MATI KUTU KETIKA ISTRI TKW-KU KEMBALI 5
Pagi ini cacing diperutku mulai berdemo, demo yang mulai anarkis karena dari kemarin belum di isi nasi. Ibu yang tak kuat menahan lapar, pulang dengan Doni. Menyebalkan sekali, enaknya bareng-bareng. Giliran susah tanggung sendiri, nasib... nasib.
Suara mobil terdengar dari luar.
"Bu, Raffi ga mau tinggal disini, di rumah tadi aja."rengek Raffi yang terdengar olehku.
"Sabar, sayang."sahut perempuan yang kupastikan itu adalah Karina.
Duh, kenapa jantungku berdebar-debar begini.
"Assalamu'alaikum..."salam mereka serentak.
"Wa'alaykumussalam..." jawabku dan membuka kan pintu.
Wajah cerah Karina tersenyum tipis, tanpa menyalami tanganku terlebih dahulu, Karina masuk kerumah.
"Dek, kamu ga salaman dulu sama suami sendiri!"hardikku.
"Oh...!" Rina berhenti melangkah lalu menoleh padaku.
"Maaf, suamiku sayang. Lima tahun di negri orang membanting tulang memeras keringat, hampir membuatku lupa jika aku memiliki suami!"pelan tapi tajam. Sekilas Karina meraih tanganku dan menciumnya asal.
"Kok, kamu ngomong begitu?"cetusku.
"Hmm... Maaf aku hanya asal bicara."kelitnya tanpa memandang wajahku.
"Dek, Mas lapar. Bagi uang dong! Mas ga megang uang sama sekali!"pungkasku. Rasa lapar ini membuatku tak bisa berpikir jernih.
"Bapak cari uang, dong! Minta Ibu terus!"celetuk Raffi.
"Heh! Anak kecil ga sopan!"bentakku.
Rina terkekeh.
"Bukankah itu memang benar Mas!" aku tak menjawab, kuakui seharusnya memang begitu, tapi selagi ada yang bisa menanggung hidup kita kenapa harus capek-capek bekerja.
"Hayolah, Sayang. Mas lapar."cicitku.
"Aku ga punya uang cash, Mas. Semua uangku ada di ATM."sahutnya cuek.
"Kamu gimana sih!"suaraku meninggi. Tapi langsung terhenti kala melihat tatapan tajam mata Rina. Ya Amplop, kenapa mati gaya begini.
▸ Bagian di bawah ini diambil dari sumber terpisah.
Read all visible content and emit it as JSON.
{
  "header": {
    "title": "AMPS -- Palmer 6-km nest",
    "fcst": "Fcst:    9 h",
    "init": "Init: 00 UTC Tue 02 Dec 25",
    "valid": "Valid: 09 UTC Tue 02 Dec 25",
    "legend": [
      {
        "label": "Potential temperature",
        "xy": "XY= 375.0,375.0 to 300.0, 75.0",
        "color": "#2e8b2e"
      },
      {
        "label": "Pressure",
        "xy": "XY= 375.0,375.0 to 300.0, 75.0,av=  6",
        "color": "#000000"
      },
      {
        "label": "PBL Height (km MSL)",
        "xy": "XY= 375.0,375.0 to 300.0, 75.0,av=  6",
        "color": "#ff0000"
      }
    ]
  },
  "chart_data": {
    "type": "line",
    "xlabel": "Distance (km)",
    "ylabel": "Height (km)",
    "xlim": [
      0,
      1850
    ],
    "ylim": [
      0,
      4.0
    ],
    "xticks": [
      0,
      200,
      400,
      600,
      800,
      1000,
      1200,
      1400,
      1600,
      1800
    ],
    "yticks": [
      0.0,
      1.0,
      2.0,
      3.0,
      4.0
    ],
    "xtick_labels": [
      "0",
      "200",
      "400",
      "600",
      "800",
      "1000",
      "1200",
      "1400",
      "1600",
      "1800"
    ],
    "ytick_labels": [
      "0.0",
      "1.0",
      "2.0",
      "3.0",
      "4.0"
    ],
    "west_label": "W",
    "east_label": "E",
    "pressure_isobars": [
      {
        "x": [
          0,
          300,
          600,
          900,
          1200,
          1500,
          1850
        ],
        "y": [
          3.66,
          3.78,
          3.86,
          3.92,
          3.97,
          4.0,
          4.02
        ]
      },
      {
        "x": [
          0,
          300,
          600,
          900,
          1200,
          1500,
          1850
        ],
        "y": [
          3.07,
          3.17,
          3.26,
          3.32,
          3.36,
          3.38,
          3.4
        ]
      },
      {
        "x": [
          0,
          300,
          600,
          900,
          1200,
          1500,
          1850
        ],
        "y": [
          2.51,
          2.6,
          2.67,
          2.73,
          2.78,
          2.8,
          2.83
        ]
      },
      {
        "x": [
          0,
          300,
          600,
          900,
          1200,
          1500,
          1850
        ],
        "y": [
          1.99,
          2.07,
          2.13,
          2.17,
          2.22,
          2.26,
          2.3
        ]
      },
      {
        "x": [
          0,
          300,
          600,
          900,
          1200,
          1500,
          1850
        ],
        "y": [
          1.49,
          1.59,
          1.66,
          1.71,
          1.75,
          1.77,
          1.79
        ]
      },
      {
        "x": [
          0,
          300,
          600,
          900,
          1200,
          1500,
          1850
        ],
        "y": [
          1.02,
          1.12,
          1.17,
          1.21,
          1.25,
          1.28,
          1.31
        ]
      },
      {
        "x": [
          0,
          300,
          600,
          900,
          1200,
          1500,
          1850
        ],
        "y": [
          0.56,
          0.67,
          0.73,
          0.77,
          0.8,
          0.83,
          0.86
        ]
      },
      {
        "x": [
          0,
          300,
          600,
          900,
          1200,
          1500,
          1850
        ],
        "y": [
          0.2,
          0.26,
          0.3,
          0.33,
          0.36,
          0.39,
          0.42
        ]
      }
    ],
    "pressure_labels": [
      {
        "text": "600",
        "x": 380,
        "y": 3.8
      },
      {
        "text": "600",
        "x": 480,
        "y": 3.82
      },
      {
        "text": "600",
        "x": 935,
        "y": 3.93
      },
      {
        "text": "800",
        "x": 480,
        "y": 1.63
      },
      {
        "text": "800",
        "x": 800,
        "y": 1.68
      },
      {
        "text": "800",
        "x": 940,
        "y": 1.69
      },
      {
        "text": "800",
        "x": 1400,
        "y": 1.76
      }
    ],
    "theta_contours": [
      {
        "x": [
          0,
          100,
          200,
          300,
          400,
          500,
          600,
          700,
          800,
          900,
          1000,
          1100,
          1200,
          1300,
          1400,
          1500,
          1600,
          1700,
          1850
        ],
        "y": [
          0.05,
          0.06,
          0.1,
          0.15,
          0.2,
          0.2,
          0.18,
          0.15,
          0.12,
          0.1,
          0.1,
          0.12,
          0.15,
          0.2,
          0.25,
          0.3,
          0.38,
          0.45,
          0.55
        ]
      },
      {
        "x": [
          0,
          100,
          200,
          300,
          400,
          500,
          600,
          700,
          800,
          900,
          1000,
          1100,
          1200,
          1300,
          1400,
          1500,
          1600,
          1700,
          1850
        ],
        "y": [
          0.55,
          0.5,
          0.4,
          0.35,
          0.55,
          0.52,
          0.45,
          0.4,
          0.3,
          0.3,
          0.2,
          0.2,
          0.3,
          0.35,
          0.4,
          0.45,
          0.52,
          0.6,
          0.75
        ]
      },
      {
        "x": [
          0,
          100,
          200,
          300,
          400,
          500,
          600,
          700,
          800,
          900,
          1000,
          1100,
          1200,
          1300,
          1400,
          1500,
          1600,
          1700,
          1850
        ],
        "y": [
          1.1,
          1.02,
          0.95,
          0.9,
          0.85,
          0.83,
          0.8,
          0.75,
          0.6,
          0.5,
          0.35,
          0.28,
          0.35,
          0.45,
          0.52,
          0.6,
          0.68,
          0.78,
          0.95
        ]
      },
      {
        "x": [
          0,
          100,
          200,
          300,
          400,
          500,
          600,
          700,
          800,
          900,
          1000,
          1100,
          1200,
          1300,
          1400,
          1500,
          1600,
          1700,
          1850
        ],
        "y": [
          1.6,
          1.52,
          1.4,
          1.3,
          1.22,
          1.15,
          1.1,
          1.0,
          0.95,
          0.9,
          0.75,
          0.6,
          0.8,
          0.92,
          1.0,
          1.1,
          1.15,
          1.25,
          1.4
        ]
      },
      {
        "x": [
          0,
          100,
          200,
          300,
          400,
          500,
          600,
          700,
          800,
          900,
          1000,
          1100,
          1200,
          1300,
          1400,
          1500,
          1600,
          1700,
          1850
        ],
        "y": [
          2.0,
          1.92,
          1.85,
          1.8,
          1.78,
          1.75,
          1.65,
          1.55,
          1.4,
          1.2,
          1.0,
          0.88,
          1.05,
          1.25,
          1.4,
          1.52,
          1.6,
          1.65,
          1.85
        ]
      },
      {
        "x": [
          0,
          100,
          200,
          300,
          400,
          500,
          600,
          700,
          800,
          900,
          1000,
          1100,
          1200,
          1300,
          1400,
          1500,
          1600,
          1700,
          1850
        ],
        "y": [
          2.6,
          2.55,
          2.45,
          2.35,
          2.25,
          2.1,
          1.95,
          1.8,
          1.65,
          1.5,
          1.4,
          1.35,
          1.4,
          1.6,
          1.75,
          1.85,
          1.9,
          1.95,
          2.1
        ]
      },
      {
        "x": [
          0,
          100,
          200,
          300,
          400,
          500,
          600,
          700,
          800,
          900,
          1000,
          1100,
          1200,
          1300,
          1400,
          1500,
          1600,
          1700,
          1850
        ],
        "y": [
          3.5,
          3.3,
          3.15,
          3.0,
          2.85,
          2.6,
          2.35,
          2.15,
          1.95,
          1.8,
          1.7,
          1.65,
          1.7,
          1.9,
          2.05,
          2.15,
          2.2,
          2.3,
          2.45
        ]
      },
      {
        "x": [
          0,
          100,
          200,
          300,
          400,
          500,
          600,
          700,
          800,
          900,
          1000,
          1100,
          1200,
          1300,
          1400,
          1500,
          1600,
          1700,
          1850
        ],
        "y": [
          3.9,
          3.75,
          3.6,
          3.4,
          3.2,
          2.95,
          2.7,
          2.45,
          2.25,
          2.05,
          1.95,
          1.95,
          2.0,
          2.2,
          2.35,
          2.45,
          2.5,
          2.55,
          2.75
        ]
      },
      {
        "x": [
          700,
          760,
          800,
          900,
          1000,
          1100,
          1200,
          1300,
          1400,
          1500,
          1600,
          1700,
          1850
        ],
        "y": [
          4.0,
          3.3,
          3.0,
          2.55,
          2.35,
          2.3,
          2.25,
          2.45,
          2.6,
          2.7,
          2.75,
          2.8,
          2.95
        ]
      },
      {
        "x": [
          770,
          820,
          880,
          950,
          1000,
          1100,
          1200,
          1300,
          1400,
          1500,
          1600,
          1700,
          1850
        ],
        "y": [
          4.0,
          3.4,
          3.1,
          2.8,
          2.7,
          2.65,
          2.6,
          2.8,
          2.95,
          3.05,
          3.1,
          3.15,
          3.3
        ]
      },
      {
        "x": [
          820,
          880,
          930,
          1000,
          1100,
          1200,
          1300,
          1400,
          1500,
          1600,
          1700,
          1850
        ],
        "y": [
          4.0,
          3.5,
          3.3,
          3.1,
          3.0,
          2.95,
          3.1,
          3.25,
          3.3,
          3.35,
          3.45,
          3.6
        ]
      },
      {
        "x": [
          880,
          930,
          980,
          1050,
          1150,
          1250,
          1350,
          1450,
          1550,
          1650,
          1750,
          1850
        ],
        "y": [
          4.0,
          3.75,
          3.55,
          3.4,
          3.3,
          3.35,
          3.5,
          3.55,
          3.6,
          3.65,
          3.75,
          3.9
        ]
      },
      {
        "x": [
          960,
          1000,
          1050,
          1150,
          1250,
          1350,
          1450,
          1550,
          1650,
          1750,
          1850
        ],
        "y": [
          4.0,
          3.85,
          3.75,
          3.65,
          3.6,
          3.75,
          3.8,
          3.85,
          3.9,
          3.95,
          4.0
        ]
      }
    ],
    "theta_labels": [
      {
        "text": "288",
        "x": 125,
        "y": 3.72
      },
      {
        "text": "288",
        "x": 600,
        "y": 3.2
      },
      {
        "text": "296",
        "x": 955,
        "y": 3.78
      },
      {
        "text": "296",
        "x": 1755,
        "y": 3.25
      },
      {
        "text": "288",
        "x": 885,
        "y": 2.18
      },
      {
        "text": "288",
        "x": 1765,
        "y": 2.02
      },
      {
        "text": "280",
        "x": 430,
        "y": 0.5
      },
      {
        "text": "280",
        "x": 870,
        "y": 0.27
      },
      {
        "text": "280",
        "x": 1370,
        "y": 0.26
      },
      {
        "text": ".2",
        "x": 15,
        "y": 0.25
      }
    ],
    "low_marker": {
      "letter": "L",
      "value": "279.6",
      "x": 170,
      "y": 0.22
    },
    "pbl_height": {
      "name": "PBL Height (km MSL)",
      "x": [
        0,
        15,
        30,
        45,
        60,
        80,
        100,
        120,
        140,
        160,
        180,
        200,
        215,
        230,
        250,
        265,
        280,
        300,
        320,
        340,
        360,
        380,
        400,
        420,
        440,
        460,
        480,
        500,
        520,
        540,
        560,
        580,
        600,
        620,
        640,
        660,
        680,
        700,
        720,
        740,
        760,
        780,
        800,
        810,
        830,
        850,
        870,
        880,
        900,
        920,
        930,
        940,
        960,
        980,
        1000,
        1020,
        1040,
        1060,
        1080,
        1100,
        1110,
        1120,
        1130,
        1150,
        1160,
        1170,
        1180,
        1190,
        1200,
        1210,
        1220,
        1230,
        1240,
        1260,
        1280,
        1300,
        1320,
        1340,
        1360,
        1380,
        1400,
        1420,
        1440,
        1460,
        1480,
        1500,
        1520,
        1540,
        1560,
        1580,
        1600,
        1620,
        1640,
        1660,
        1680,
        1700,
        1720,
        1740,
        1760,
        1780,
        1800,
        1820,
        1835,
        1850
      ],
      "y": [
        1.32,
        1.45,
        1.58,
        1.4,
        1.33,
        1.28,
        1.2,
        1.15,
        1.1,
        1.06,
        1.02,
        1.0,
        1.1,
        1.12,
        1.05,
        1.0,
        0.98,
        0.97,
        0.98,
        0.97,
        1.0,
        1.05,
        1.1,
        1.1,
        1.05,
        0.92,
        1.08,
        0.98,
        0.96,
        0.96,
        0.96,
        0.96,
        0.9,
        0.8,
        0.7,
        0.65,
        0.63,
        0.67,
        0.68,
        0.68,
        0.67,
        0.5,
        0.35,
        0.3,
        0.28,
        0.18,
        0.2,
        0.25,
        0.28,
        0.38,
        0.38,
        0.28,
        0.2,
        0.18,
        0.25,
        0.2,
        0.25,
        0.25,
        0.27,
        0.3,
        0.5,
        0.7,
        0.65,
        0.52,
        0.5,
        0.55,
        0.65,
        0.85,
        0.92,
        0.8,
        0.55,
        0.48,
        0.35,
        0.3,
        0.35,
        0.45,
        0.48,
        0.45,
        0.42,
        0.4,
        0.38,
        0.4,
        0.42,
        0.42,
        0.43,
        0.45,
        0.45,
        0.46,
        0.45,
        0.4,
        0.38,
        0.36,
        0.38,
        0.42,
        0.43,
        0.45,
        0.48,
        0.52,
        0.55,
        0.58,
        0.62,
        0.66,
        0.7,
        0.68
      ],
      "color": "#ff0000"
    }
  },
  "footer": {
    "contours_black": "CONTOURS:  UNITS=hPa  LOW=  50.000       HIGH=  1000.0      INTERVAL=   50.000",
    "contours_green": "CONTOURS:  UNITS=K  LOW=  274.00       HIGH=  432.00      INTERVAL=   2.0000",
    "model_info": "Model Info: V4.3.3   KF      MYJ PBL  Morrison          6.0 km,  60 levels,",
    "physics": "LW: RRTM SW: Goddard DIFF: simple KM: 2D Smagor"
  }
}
"Ga usah teriak-teriak! Nih aku cuma ada nasi sisa Raffi tadi. Kalau kamu mau, ya silahkan." Rina mengeluarkan sebuah kotak makanan dan menyodorkan padaku.
Hanya beberapa suap nasi dengan ayam goreng yang tinggal tulangnya. Ah dari pada lapar lebih baik aku habiskan saja. Bod* amat dengan tatapan Rina yang menghina.
Baru saja usai makan.
"Surat rumah ini mana, Mas?"tanya Rina. Aku yang sedang minum tersedak.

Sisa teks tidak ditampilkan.